Junk bonds threaten LBO companies

I hate private equity firms with a passion. They often buy a company using deals paid for primarily with leveraged loans borrowed by the companies they acquired. Then they strip the company and run it into the ground. Toys’R’Us is only one of many examples.

Leveraged buyouts (LBOs) hit a record of about $1 trillion last year. The S&P/LSTA Loan Index, broadly used as a proxy for market size in the U.S., totaled some $1.375 trillion at February 2022, the most ever.


A lot of this debt is floating rate – it’s based on LIBOR plus a set percentage. As interest rates rise, the interest on the debt can bankrupt companies that are already weak. These are junk bonds that were sold when interest rates were stable. But interest rates aren’t stable anymore so the interest payments owed on these leveraged loans will rise.


**Rising Rates Threaten Companies Acquired in LBO Boom**
**Floating-rate debt protects lenders from Fed rate increases but can lift expenses for borrowers amid rising inflation**
**By Matt Wirz, The Wall Street Journal, April 20, 2022**


**Companies with heavier debt loads can find themselves running short on cash if their interest rates climb alongside wages and other operating expenses. ...U.S. companies borrowed $1.8 trillion in junk-rated loans in 2021...**

**The benchmark rates that most leveraged loans are priced off are expected to rise to around 3% in the next 12 months, up from about 0.50% now, according to Citigroup research. That equates to a $45 billion interest-expense increase on the loans that were issued in 2021 alone...**

**Cash flow for most borrowers is about 3½ times their interest expense, according to research by Bank of America, but about 15% of the market generates about 1½ times their interest cost.** [end quote]

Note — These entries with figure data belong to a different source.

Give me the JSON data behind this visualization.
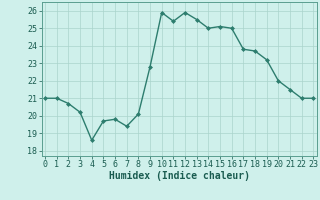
{
  "x": [
    0,
    1,
    2,
    3,
    4,
    5,
    6,
    7,
    8,
    9,
    10,
    11,
    12,
    13,
    14,
    15,
    16,
    17,
    18,
    19,
    20,
    21,
    22,
    23
  ],
  "y": [
    21.0,
    21.0,
    20.7,
    20.2,
    18.6,
    19.7,
    19.8,
    19.4,
    20.1,
    22.8,
    25.9,
    25.4,
    25.9,
    25.5,
    25.0,
    25.1,
    25.0,
    23.8,
    23.7,
    23.2,
    22.0,
    21.5,
    21.0,
    21.0
  ],
  "line_color": "#2d7d6e",
  "marker": "D",
  "marker_size": 2.0,
  "line_width": 1.0,
  "xlabel": "Humidex (Indice chaleur)",
  "xlabel_fontsize": 7,
  "xlabel_color": "#1a5c50",
  "yticks": [
    18,
    19,
    20,
    21,
    22,
    23,
    24,
    25,
    26
  ],
  "xticks": [
    0,
    1,
    2,
    3,
    4,
    5,
    6,
    7,
    8,
    9,
    10,
    11,
    12,
    13,
    14,
    15,
    16,
    17,
    18,
    19,
    20,
    21,
    22,
    23
  ],
  "xlim": [
    -0.3,
    23.3
  ],
  "ylim": [
    17.7,
    26.5
  ],
  "bg_color": "#cff0eb",
  "grid_color": "#aad4cc",
  "tick_fontsize": 6,
  "tick_color": "#1a5c50"
}
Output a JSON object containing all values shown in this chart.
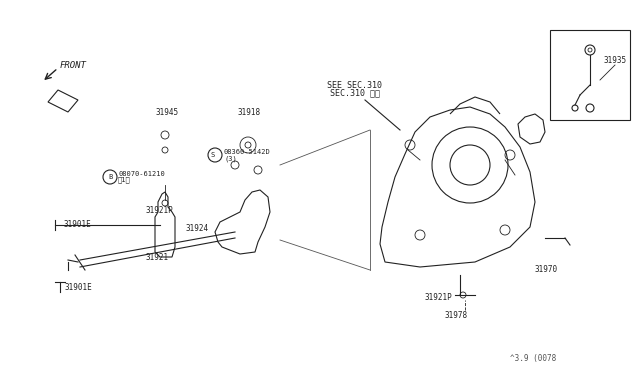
{
  "title": "",
  "bg_color": "#ffffff",
  "fig_width": 6.4,
  "fig_height": 3.72,
  "dpi": 100,
  "diagram_number": "^3.9 (0078",
  "labels": {
    "front": "FRONT",
    "see_sec": "SEE SEC.310",
    "sec_310": "SEC.310 参照",
    "part_31945": "31945",
    "part_31918": "31918",
    "part_08360": "§08360-5142D\n(3)",
    "part_08070": "¢08070-61210\n（1）",
    "part_31921P_1": "31921P",
    "part_31901E_1": "31901E",
    "part_31924": "31924",
    "part_31921": "31921",
    "part_31901E_2": "31901E",
    "part_31921P_2": "31921P",
    "part_31978": "31978",
    "part_31970": "31970",
    "part_31935": "31935"
  }
}
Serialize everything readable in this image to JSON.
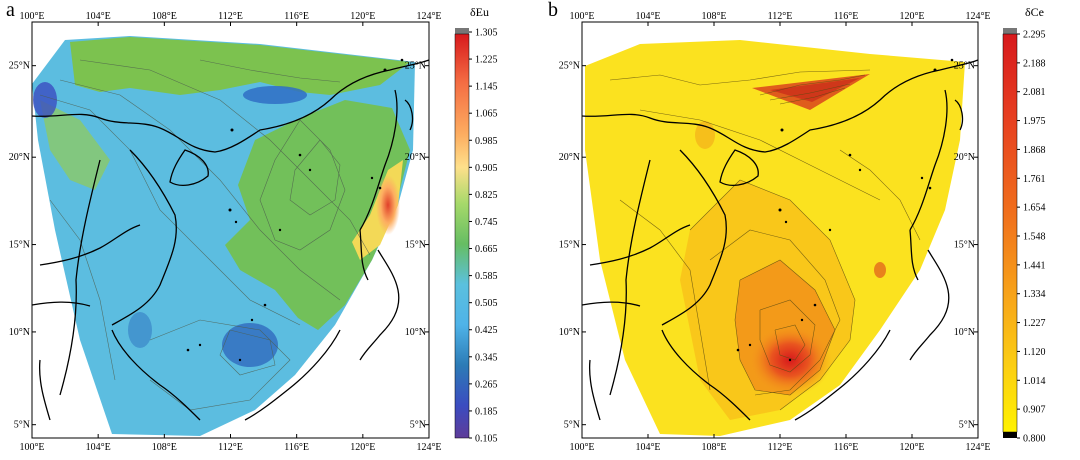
{
  "panels": [
    {
      "id": "a",
      "label": "a",
      "variable": "δEu",
      "top_lon": [
        "100°E",
        "104°E",
        "108°E",
        "112°E",
        "116°E",
        "120°E",
        "124°E"
      ],
      "bottom_lon": [
        "100°E",
        "104°E",
        "108°E",
        "112°E",
        "116°E",
        "120°E",
        "124°E"
      ],
      "left_lat": [
        "25°N",
        "20°N",
        "15°N",
        "10°N",
        "5°N"
      ],
      "right_lat": [
        "25°N",
        "20°N",
        "15°N",
        "10°N",
        "5°N"
      ],
      "colorbar": {
        "title": "δEu",
        "ticks": [
          "1.305",
          "1.225",
          "1.145",
          "1.065",
          "0.985",
          "0.905",
          "0.825",
          "0.745",
          "0.665",
          "0.585",
          "0.505",
          "0.425",
          "0.345",
          "0.265",
          "0.185",
          "0.105"
        ],
        "colors": [
          "#d7191c",
          "#f46d43",
          "#fdae61",
          "#fee08b",
          "#a6d96a",
          "#66bd63",
          "#5bc0de",
          "#4fb3e8",
          "#2c7bb6",
          "#3b4cc0",
          "#5e3c99"
        ]
      }
    },
    {
      "id": "b",
      "label": "b",
      "variable": "δCe",
      "top_lon": [
        "100°E",
        "104°E",
        "108°E",
        "112°E",
        "116°E",
        "120°E",
        "124°E"
      ],
      "bottom_lon": [
        "100°E",
        "104°E",
        "108°E",
        "112°E",
        "116°E",
        "120°E",
        "124°E"
      ],
      "left_lat": [
        "25°N",
        "20°N",
        "15°N",
        "10°N",
        "5°N"
      ],
      "right_lat": [
        "25°N",
        "20°N",
        "15°N",
        "10°N",
        "5°N"
      ],
      "colorbar": {
        "title": "δCe",
        "ticks": [
          "2.295",
          "2.188",
          "2.081",
          "1.975",
          "1.868",
          "1.761",
          "1.654",
          "1.548",
          "1.441",
          "1.334",
          "1.227",
          "1.120",
          "1.014",
          "0.907",
          "0.800"
        ],
        "colors": [
          "#d7191c",
          "#e63d20",
          "#f06f1c",
          "#f7a21a",
          "#fbcb14",
          "#fde725",
          "#fff200"
        ]
      }
    }
  ]
}
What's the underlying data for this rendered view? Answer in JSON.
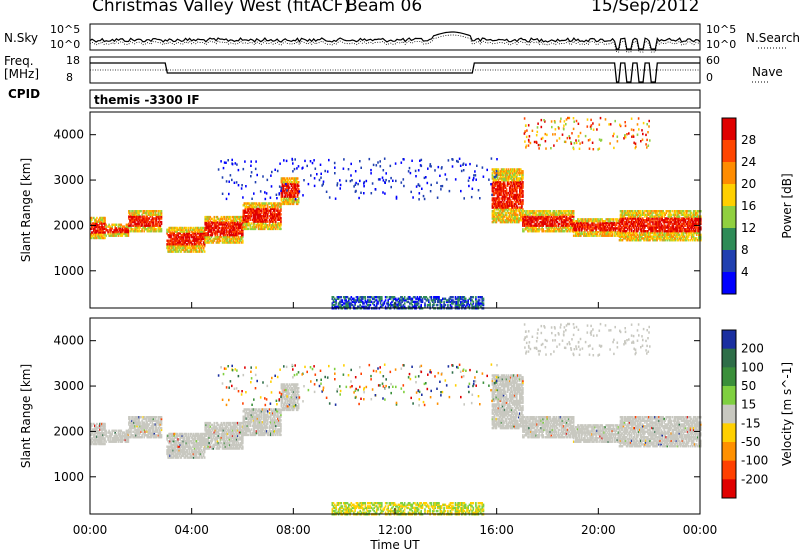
{
  "header": {
    "title": "Christmas Valley West (fitACF)",
    "beam": "Beam 06",
    "date": "15/Sep/2012"
  },
  "top_panels": {
    "nsky_label": "N.Sky",
    "nsky_ticks": [
      "10^5",
      "10^0"
    ],
    "nsearch_label": "N.Search",
    "nsearch_ticks": [
      "10^5",
      "10^0"
    ],
    "freq_label": "Freq.",
    "freq_unit": "[MHz]",
    "freq_ticks": [
      "18",
      "8"
    ],
    "nave_label": "Nave",
    "nave_ticks": [
      "60",
      "0"
    ],
    "cpid_label": "CPID",
    "cpid_text": "themis -3300 IF"
  },
  "chart_data": [
    {
      "type": "heatmap",
      "name": "power",
      "ylabel": "Slant Range [km]",
      "yticks": [
        1000,
        2000,
        3000,
        4000
      ],
      "ylim": [
        180,
        4500
      ],
      "xlim": [
        0,
        24
      ],
      "colorbar": {
        "label": "Power [dB]",
        "ticks": [
          "28",
          "24",
          "20",
          "16",
          "12",
          "8",
          "4"
        ],
        "colors": [
          "#e00000",
          "#ff4500",
          "#ff8c00",
          "#ffd000",
          "#90d040",
          "#2e8b57",
          "#2040b0",
          "#0000ff"
        ]
      },
      "bands": [
        {
          "t0": 0.0,
          "t1": 0.6,
          "r0": 1750,
          "r1": 2200
        },
        {
          "t0": 0.6,
          "t1": 1.5,
          "r0": 1800,
          "r1": 2050
        },
        {
          "t0": 1.5,
          "t1": 2.8,
          "r0": 1900,
          "r1": 2350
        },
        {
          "t0": 3.0,
          "t1": 4.5,
          "r0": 1450,
          "r1": 2000
        },
        {
          "t0": 4.5,
          "t1": 6.0,
          "r0": 1650,
          "r1": 2250
        },
        {
          "t0": 6.0,
          "t1": 7.5,
          "r0": 1950,
          "r1": 2550
        },
        {
          "t0": 7.5,
          "t1": 8.2,
          "r0": 2500,
          "r1": 3100
        },
        {
          "t0": 15.8,
          "t1": 17.0,
          "r0": 2100,
          "r1": 3300
        },
        {
          "t0": 17.0,
          "t1": 19.0,
          "r0": 1900,
          "r1": 2350
        },
        {
          "t0": 19.0,
          "t1": 20.8,
          "r0": 1800,
          "r1": 2200
        },
        {
          "t0": 20.8,
          "t1": 24.0,
          "r0": 1700,
          "r1": 2350
        }
      ]
    },
    {
      "type": "heatmap",
      "name": "velocity",
      "xlabel": "Time UT",
      "ylabel": "Slant Range [km]",
      "xticks": [
        "00:00",
        "04:00",
        "08:00",
        "12:00",
        "16:00",
        "20:00",
        "00:00"
      ],
      "yticks": [
        1000,
        2000,
        3000,
        4000
      ],
      "ylim": [
        180,
        4500
      ],
      "xlim": [
        0,
        24
      ],
      "colorbar": {
        "label": "Velocity [m s^-1]",
        "ticks": [
          "200",
          "100",
          "50",
          "15",
          "-15",
          "-50",
          "-100",
          "-200"
        ],
        "colors": [
          "#1a2fa0",
          "#2e6e48",
          "#3a8f3a",
          "#7fd040",
          "#c8c8c0",
          "#ffd000",
          "#ff9000",
          "#ff4000",
          "#e00000"
        ]
      }
    }
  ]
}
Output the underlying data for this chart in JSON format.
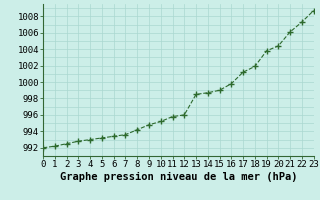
{
  "x": [
    0,
    1,
    2,
    3,
    4,
    5,
    6,
    7,
    8,
    9,
    10,
    11,
    12,
    13,
    14,
    15,
    16,
    17,
    18,
    19,
    20,
    21,
    22,
    23
  ],
  "y": [
    992.0,
    992.2,
    992.5,
    992.8,
    993.0,
    993.2,
    993.4,
    993.6,
    994.2,
    994.8,
    995.2,
    995.8,
    996.0,
    998.5,
    998.7,
    999.0,
    999.8,
    1001.2,
    1001.9,
    1003.8,
    1004.4,
    1006.1,
    1007.3,
    1008.7
  ],
  "line_color": "#2d6a2d",
  "marker_color": "#2d6a2d",
  "bg_color": "#cceee8",
  "grid_color": "#aad8d0",
  "xlabel": "Graphe pression niveau de la mer (hPa)",
  "xlabel_fontsize": 7.5,
  "ylabel_ticks": [
    992,
    994,
    996,
    998,
    1000,
    1002,
    1004,
    1006,
    1008
  ],
  "xlim": [
    0,
    23
  ],
  "ylim": [
    991.0,
    1009.5
  ],
  "xticks": [
    0,
    1,
    2,
    3,
    4,
    5,
    6,
    7,
    8,
    9,
    10,
    11,
    12,
    13,
    14,
    15,
    16,
    17,
    18,
    19,
    20,
    21,
    22,
    23
  ],
  "tick_fontsize": 6.5,
  "spine_color": "#336633"
}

This gets down to the nitty-gritty of reading financial statements before buying a stock.

Cash flow is king.

If a company can’t generate the cash flow to cover their interest payments they are at risk for default and bankruptcy. In that case, the owners of the debt would get stiffed, but that’s not likely to be any METARs. However, the stock price would crater…and METARs might own some of the stock.

METARs who own individual stocks, especially “high growth” Saul-type companies that might have borrowed a lot, should check the cash flow to interest expense ratios. Also, check to see the ratings of their debts and whether any of it is floating-rate leveraged loans. (That info might not be available on SEC filings.)



However, the stock price would crater…and METARs might own some of the stock.

Boeing hasn’t reported Q1 yet. As of the end of 2021, equity “improved” to only a negative $15B, vs $58B of debt.